About Medical Co-payments in South Africa
What are medical co-payments?
- Avoid co-payments for hospital admissions with gap cover
- Avoid medical co-payment for certain medical procedures with gap cover
- There are NO maximum claim limits
- Immediate cover for accidental injuries
- Cover for first-time cancer diagnosis
- Immediate cover for first-time cardiac-related conditions
Overview of medical co-payments
Gap cover is not a medical aid or medical scheme.
It is a medical insurance policy that covers all dependants on the main members’ policy with the exception of multiple spouses.
Medical schemes set the amount they will pay for each and every medical treatment they will cover.
This is known as the Medical Scheme Tariff (MST).
The medical scheme will set the MST amount at 100%, 150% or even 200%, depending on the option selected.
However, surgeons, anaesthetists and other medical professionals are free to charge whatever they like.
With the result that charges imposed on a medical scheme member are substantially higher than the MST.
A Universal Gap Policy by Liberty Medical Gap cover takes care of this unpaid shortfall.
Let’s take a look at an example to illustrate this point.
Michelle is hospitalised for a routine appendix operation.
Everything goes according to plan and there are no complications.
She is in and out of hospital within two days.
One week later Michelle receives the hospital account.
She is not expecting any surprises because she is on a medical option that pays 100%.
But this is Michelle’s problem.
- Surgeon R10 200.83
- Anaesthetist R7 544.00
- Total R17 744.83
- Medical Scheme Tariff @ 100%
- R7 247.75
- Unpaid shortfall R10 496.63
If Michelle had a Universal Gap Cover medical co-payments policy from Liberty the shortfall of R10 000+ would have been covered.
Universal Gap Cover pays up to five times the MST with NO claim limit.
Gap policies also cover co-payments.
These are payments charged by medical schemes that require upfront payments from members to access certain medical facilities and treatments.
Medical schemes use these medical co-payments in a similar way that car insurance uses excess payment charges to discourage unnecessary and over frequent claims by their members.
Examples of Co-payments
- R1 000 to R1 500 for hospital admissions
- R1 500 to R3000 for MRI and CT scans
- R2 500 to R3 500 for gastroscopy, colonoscopy and arthroscopy examinations
- R8 500 to R10 000 for joint replacements
- R6 500 to R7 500 for abdominal, spinal and back surgery
Gap policies cover all of these co-payments with NO maximum claim limit.
- To qualify for gap cover, the procedures resulting in the shortfalls must be approved by the medical scheme.

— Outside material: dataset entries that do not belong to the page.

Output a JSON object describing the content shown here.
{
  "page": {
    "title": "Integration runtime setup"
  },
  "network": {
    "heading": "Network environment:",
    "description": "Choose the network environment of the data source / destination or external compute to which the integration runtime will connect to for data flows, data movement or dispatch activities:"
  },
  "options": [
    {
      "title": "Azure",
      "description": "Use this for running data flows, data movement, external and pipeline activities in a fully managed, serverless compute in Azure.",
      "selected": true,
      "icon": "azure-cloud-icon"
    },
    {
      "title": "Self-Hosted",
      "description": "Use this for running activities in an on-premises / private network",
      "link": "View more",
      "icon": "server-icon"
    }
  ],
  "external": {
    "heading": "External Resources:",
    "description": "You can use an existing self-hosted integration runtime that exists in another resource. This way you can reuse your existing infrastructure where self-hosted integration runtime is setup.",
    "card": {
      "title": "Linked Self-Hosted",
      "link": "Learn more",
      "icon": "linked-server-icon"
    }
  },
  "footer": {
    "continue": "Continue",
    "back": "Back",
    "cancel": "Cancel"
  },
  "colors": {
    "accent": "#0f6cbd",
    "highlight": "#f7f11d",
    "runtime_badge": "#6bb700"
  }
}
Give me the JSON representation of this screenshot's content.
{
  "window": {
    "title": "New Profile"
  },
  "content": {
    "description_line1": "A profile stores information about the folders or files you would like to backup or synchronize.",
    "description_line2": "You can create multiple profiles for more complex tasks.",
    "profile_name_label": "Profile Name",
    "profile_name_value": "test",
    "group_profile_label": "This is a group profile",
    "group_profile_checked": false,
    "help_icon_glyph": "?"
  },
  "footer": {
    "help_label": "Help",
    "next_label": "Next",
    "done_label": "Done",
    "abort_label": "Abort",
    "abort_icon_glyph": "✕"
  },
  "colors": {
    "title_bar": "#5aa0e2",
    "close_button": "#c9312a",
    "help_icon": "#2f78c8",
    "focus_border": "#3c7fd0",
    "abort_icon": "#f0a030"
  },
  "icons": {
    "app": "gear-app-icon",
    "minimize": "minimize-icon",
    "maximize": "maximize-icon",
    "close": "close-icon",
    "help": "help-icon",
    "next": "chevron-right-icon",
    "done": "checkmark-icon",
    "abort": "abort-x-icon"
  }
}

- Remember, gap cover only pays for shortfalls on doctor and specialist charges.
- It does NOT cover medicines or ward fees.
Gap policies typically only cover procedures that take place in hospitals but there are exceptions.
About 50 procedures that can be conducted outside a hospital are covered by gap policies and these are all listed in the policy document.
Limitation and conditions
Routine daily medical costs are not covered.
Other general exclusions include nuclear weapons, warfare, injuries sustained while participating in a criminal act, speed-related events such as car racing, alcohol and drug abuse.
No claims will be paid for:
- Three months from the inception of the policy
- 10 months for birth-related procedures
- 6 months for joint replacements, arthroscopic procedures, spinal surgery, nasal and sinus surgery, dentistry, hernia repairs, cataract surgery, hysterectomy and cardiac procedures
However, these nine conditions qualify for 50% of the normal benefits during the second six months of the policy.
Full cover benefits for these nine conditions commence when the policy is one year old.
The Universal Gap policy covers accidental injuries from day one of the policy.
This benefit also extends to hysterectomies due to first-time cancer diagnosis and cardiac procedures diagnosed after the inception of the policy.
Claims must be submitted within six months of the medical procedure or incident.
Additional lump sum and co-payment benefits specifically for first-time cancer diagnosis include:
- R25 000 once-off lump sum payment
- Co-payments of 20% for treatment charges above the cancer cover threshold, limited to R250 000 per individual annually
- Mastectomy – R20 000 for breast reconstruction
- Everyone included on the policy qualifies for payment of a R25 000 lump sum in the event of accidental death or injury
- R30 000 per policy annually for internal prosthesis if the medical scheme limit is exceeded
- “Hello Doctor” – a 24/7 text service for answers to medical questions
Optional extended cover
Over and above the standard gap policy cover, Liberty also offers optional extended cover for cancer and dental procedures.
- Cancer – cover is extended from R25 000 to R100 000
- Dentistry – policyholders are covered for emergency, accidental and specialised treatments
To obtain optional extended cover for medical co-payments applicants must be under the age of 65 years and are subject to a six month waiting period.